Huddled closely around the flames, Chelsea answered, “No, silly. It definitely wasn’t a pterodactyl. Pterodactyls are long extinct. From all worlds.” A moment of silence followed.
Then the boy began to fidget. “Chelsea, what’s this Ragnarok place really like?” He almost wanted to cry again. “Chandler had told me so much. What do we do now? How are we gonna survive?”
“I don’t know, Blake. But I reckon we’ll be OK. So long as you stay with me at all times. We must never split up, never lose sight of each other. Not even for a second.”
The boy fiddled with the key drive around his neck. “If something bad happens to one of us, should we give each other permission now to—um, well, you know—”
“Crush the chips and let our souls go free?” Chelsea grasped her own necklace tightly. “Let’s hope we don’t have to. And if Mom and Dad are still alive, if they’re still out there somewhere, they wouldn’t want us giving up without a fight.”
The boy picked up a garnet tree branch and stirred the fire. “Maybe if the Vendragon find us, they’ll let us use their life server.”
Chelsea grimaced. “Yeah, sure. Maybe.”
The boy said, “Remember those smoke rings we saw on the way? You reckon they came from the Township?”
She shook her head. “Vendragons live in the grassier regions—probably further north. They rely on our knowledge of agriculture. Supposedly, they thrive off it.”
“Yeah, but couldn’t we still head in that direction? I mean, somethin’ made that smoke.”

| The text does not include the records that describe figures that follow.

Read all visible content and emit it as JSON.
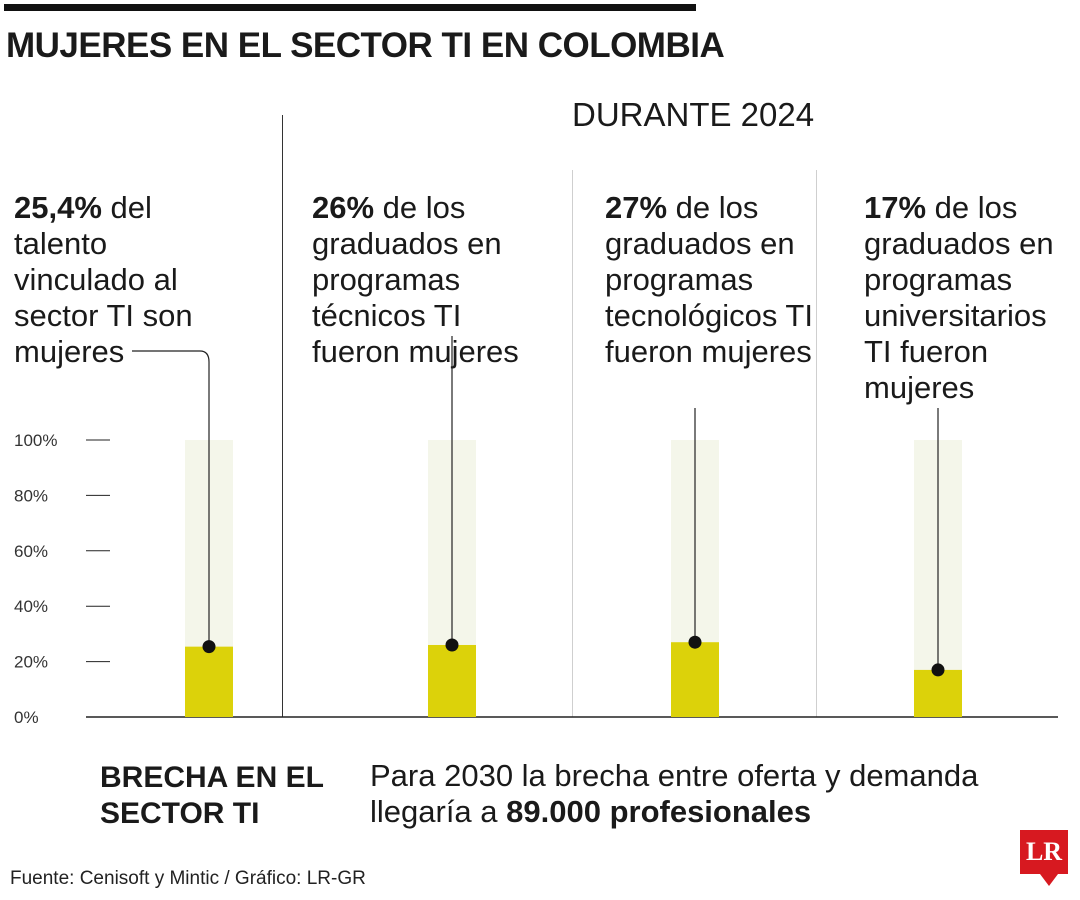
{
  "title": "MUJERES EN EL SECTOR TI EN COLOMBIA",
  "subtitle": "DURANTE 2024",
  "annotations": [
    {
      "value": "25,4%",
      "text": " del talento vinculado al sector TI son mujeres"
    },
    {
      "value": "26%",
      "text": " de los graduados en programas técnicos TI fueron mujeres"
    },
    {
      "value": "27%",
      "text": " de los graduados en programas tecnológicos TI fueron mujeres"
    },
    {
      "value": "17%",
      "text": " de los graduados en programas universitarios TI fueron mujeres"
    }
  ],
  "chart_data": {
    "type": "bar",
    "categories": [
      "",
      "",
      "",
      ""
    ],
    "values": [
      25.4,
      26,
      27,
      17
    ],
    "ylim": [
      0,
      100
    ],
    "yticks": [
      "0%",
      "20%",
      "40%",
      "60%",
      "80%",
      "100%"
    ],
    "xlabel": "",
    "ylabel": "",
    "grid": false,
    "colors": {
      "bar": "#dcd20a",
      "track": "#f4f6ea",
      "axis": "#222222"
    }
  },
  "footer": {
    "brecha": "BRECHA EN EL SECTOR TI",
    "note_text": "Para 2030 la brecha entre oferta y demanda llegaría a ",
    "note_value": "89.000 profesionales",
    "source": "Fuente: Cenisoft y Mintic / Gráfico: LR-GR",
    "logo": "LR"
  }
}
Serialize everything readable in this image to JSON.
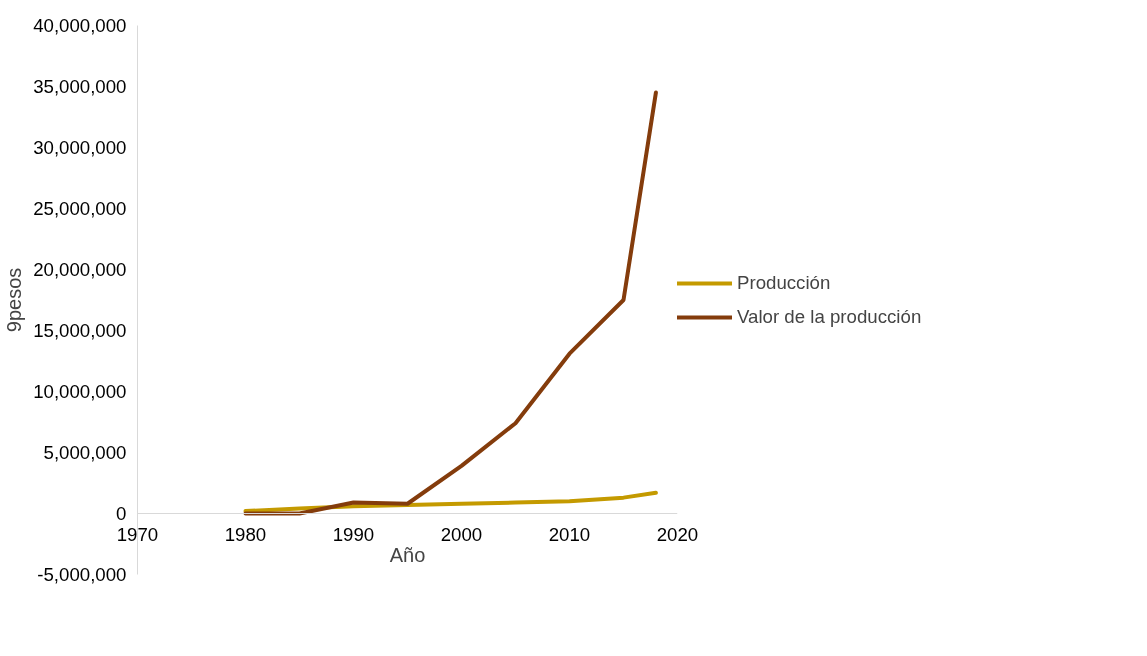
{
  "chart_data": {
    "type": "line",
    "xlabel": "Año",
    "ylabel": "9pesos",
    "x": [
      1980,
      1985,
      1990,
      1995,
      2000,
      2005,
      2010,
      2015,
      2018
    ],
    "series": [
      {
        "name": "Producción",
        "color": "#c49a00",
        "values": [
          200000,
          400000,
          600000,
          700000,
          800000,
          900000,
          1000000,
          1300000,
          1700000
        ]
      },
      {
        "name": "Valor de la producción",
        "color": "#843c0c",
        "values": [
          0,
          0,
          900000,
          800000,
          3900000,
          7400000,
          13100000,
          17500000,
          34500000
        ]
      }
    ],
    "xlim": [
      1970,
      2020
    ],
    "xticks": [
      1970,
      1980,
      1990,
      2000,
      2010,
      2020
    ],
    "ylim": [
      -5000000,
      40000000
    ],
    "yticks": [
      {
        "value": -5000000,
        "label": "-5,000,000"
      },
      {
        "value": 0,
        "label": "0"
      },
      {
        "value": 5000000,
        "label": "5,000,000"
      },
      {
        "value": 10000000,
        "label": "10,000,000"
      },
      {
        "value": 15000000,
        "label": "15,000,000"
      },
      {
        "value": 20000000,
        "label": "20,000,000"
      },
      {
        "value": 25000000,
        "label": "25,000,000"
      },
      {
        "value": 30000000,
        "label": "30,000,000"
      },
      {
        "value": 35000000,
        "label": "35,000,000"
      },
      {
        "value": 40000000,
        "label": "40,000,000"
      }
    ],
    "grid": false,
    "legend": "right",
    "marker": "none",
    "line_style": "solid"
  }
}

“Oh, Blake! It’s much too far. We should wait for a scouting vessel.” She started to undo the knots in her hair. “Go back to sleep. I’ll take first watch. Besides, the distance of these plains are farther than you think. And who knows what manner of beast created those rings. For all we know it might be the same kind of creature that attacked us, burning carcasses and picking on flesh.”
The boy went scared and silent.
She hoped she spoke with conviction, but after what they’d been through, it disturbed her to know that her brother’s thoughts had been running so close to hers.
They settled down by the fire, and before long their breathing grew slower and deeper. After a while, Chelsea couldn’t stay up any longer. Eyelids falling, she reached for her brother’s swollen hand. Normally he’d have snatched it away, but he didn’t now. A veil of mist drifted over the moons that scattered the night sky, and the children slept.